I remember what it was like going back to school, as a kid, after Christmas Break. I was excited to tell my friends about the great toys that I had received, and they were all excited to tell us about the great toys they had received. We’d end up going to each other’s houses and playing together with all these great, new toys. Witness – evangelism – is a lot like that. Only the better analogy is not boys and their toys, but beggars and bread, finding that which will nourish, sustain us, get us through. Of course, even that analogy suffers, for witness – evangelism – is about sharing where to find life-giving bread of an entirely different and greater order. In Jesus’ own words on the subject: “I am the living bread that came down from heaven. Whoever eats of this bread will live forever” (John 6:51, NRSV).
If we are ever to love our neighbors as we love ourselves, how can we keep back from them the invitation to enjoy what has been the most beneficial relationship that we have found, the connection with God through Christ that gains for us the greatest help for this life and the greatest hope for what follows this life? Whose good are we serving if we exert ourselves to give them a loaf of bread, but falter at taking the extra step – the eternally significant extra step – of offering them the life-giving Bread that came down from heaven?
Perhaps we shy away from witness – from evangelism – because we think of it as walking someone down a theological argument like the “Romans Road” or as imposing our religion on someone else. That’s all wrong. Witness – evangelism – is nothing more and nothing less than telling another person how God reached into our lives and turned things around for the better, turned us in a better direction. It is simply telling another person about the life-giving nourishment that we found, and that is available for him or her as well.

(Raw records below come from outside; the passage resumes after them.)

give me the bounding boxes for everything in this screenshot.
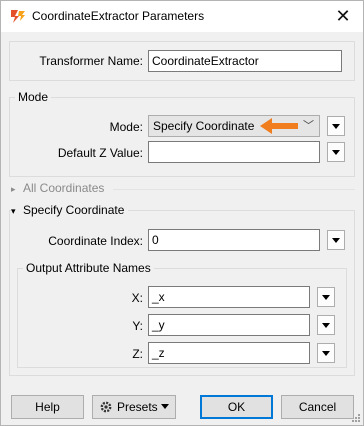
x-menu-button[interactable] bbox=[317, 287, 335, 307]
specify-coordinate-section[interactable]: ▾ Specify Coordinate bbox=[11, 203, 129, 217]
specify-coordinate-label: Specify Coordinate bbox=[23, 203, 125, 217]
mode-group bbox=[9, 97, 355, 177]
mode-menu-button[interactable] bbox=[327, 116, 345, 136]
coordinate-index-menu-button[interactable] bbox=[327, 230, 345, 250]
mode-group-legend: Mode bbox=[15, 90, 52, 104]
y-menu-button[interactable] bbox=[317, 315, 335, 335]
fme-transformer-icon bbox=[11, 10, 25, 23]
gear-icon bbox=[100, 401, 112, 413]
transformer-name-label: Transformer Name: bbox=[39, 54, 143, 68]
close-icon[interactable]: ✕ bbox=[329, 3, 357, 29]
output-attribute-legend: Output Attribute Names bbox=[23, 261, 154, 275]
chevron-down-icon bbox=[161, 404, 169, 409]
section-divider bbox=[113, 189, 355, 190]
resize-grip-icon[interactable] bbox=[351, 413, 361, 423]
chevron-down-icon: ▾ bbox=[11, 206, 16, 216]
x-label: X: bbox=[131, 291, 143, 305]
ok-button[interactable]: OK bbox=[200, 395, 273, 419]
y-attribute-field[interactable]: _y bbox=[148, 314, 310, 336]
mode-select-value: Specify Coordinate bbox=[153, 119, 255, 133]
orange-arrow-left-icon bbox=[260, 118, 298, 134]
help-button[interactable]: Help bbox=[11, 395, 84, 419]
title-bar[interactable]: CoordinateExtractor Parameters ✕ bbox=[1, 1, 363, 32]
coordinate-index-field[interactable]: 0 bbox=[148, 229, 320, 251]
mode-label: Mode: bbox=[109, 120, 143, 134]
x-attribute-field[interactable]: _x bbox=[148, 286, 310, 308]
chevron-right-icon: ▸ bbox=[11, 184, 16, 194]
all-coordinates-section[interactable]: ▸ All Coordinates bbox=[11, 181, 104, 195]
z-attribute-field[interactable]: _z bbox=[148, 342, 310, 364]
presets-button[interactable]: Presets bbox=[92, 395, 176, 419]
y-label: Y: bbox=[132, 319, 143, 333]
dialog-window: CoordinateExtractor Parameters ✕ Transfo… bbox=[0, 0, 364, 426]
z-label: Z: bbox=[132, 347, 143, 361]
transformer-name-field[interactable]: CoordinateExtractor bbox=[148, 50, 342, 72]
window-title: CoordinateExtractor Parameters bbox=[32, 9, 205, 23]
dialog-content: Transformer Name: CoordinateExtractor Mo… bbox=[1, 32, 363, 425]
coordinate-index-label: Coordinate Index: bbox=[48, 234, 143, 248]
z-menu-button[interactable] bbox=[317, 343, 335, 363]
cancel-button[interactable]: Cancel bbox=[281, 395, 354, 419]
all-coordinates-label: All Coordinates bbox=[23, 181, 105, 195]
presets-label: Presets bbox=[117, 400, 158, 414]
chevron-down-icon: ﹀ bbox=[303, 120, 314, 132]
default-z-label: Default Z Value: bbox=[57, 146, 143, 160]
default-z-field[interactable] bbox=[148, 141, 320, 163]
default-z-menu-button[interactable] bbox=[327, 142, 345, 162]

As you come to know Christ and Christ’s benefits more fully, allow yourself to be moved to witness and service in grateful response, simply sharing what you yourself have come to know of Christ and of his interventions in your life. As you keep growing more like Christ and seeing what God’s transforming power and purpose can accomplish in your own life and in the lives of your sisters and brothers, simply bear witness to what you have experienced. In so doing, you are fulfilling that climactic commission that Christ entrusted to all of his followers when he said: “Go, then; make disciples out of all the nations” (Matt 28:18-20). Honor Christ’s lordship and make his reign visible and real in this world, because it is visible and real in you, in your life, in our life together, as we give ourselves over to Christ, for him to accomplish his good purposes in this world through us, both offering his love and issuing his invitation through us. Go, indeed, to serve Christ.